The dear friend was the youngest daughter, Rosette. We had chosen to bridge and weave our lives together since childhood. Through words and drawings sent through the mail we stayed close. Having six siblings each, we developed a coded language, so that nosey sibs couldn't read our letters; we each held the key for years. I still have bundles of the letters and cards in box in my room. She went to prep school with one of my Linnell sisters, and then we overlapped briefly in NYC after College. We both spent a lot of time in the Bay Area, and when I became engaged, she became pregnant and moved to Eugene, OR to be with the father. We resorted to mostly seeing each other in Maine in the summers and sending emails to each other. We coordinated being in Maine so the cousins could know each other and we could stay current. The last summer in Maine we kayaked around the island and the kids splashed about in the canoe. We shared bathing suits and clothes as we were the same size. She had always been a teacher, of music, and I was new to being and English teacher. She was very generous with ideas and praise. She was a phenomenal teacher, choir director, piano player, mother to her son and sister to all. At Thanksgiving we learned that she'd been sick and upon investigation, it was discovered that she had appendix cancer. She made it home for March, for her father's/my stepfather's 80th Birthday party. She never made it to Maine again. Having helped friend die (of Aids/Cancer/Heart disease), we had discussed me coming to her where she "felt the time was right". I went when she called. Our last outing was to a river, where we waded in the water and through our lives together. She asked me tough questions and I made her promises regarding her son, who I adore. She medically shouldn't have been alive for as long as she survived, but her spirit was fighting to reach her son's 16th birthday. After she achieved that, she died a month later (a month before Thanksgiving...she didn't want to taint the holidays).

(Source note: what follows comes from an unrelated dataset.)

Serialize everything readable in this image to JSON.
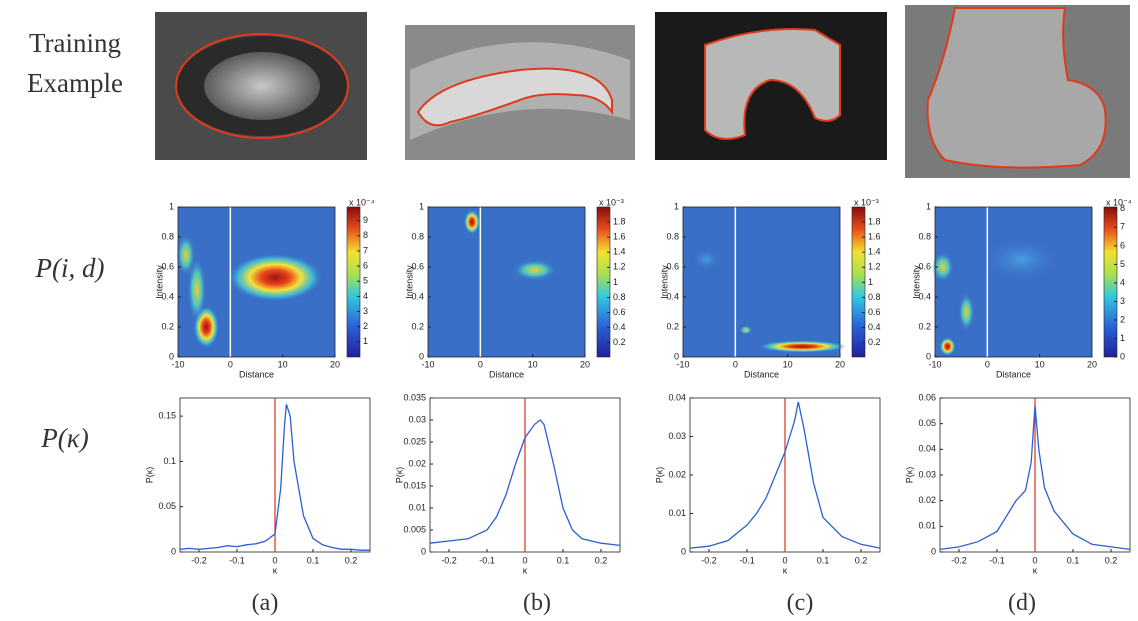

Her friendship bridged all kinds of odds. One of the tough questions she asked in the river was "when are you going to let yourself be the writer, instead of helping everyone else"?
For my children, students and Rosette, I must start building/writing stories that can bridge my experience into something useful for others.
(I started this yesterday, but finished today. After grading, I may write a short piece just for today).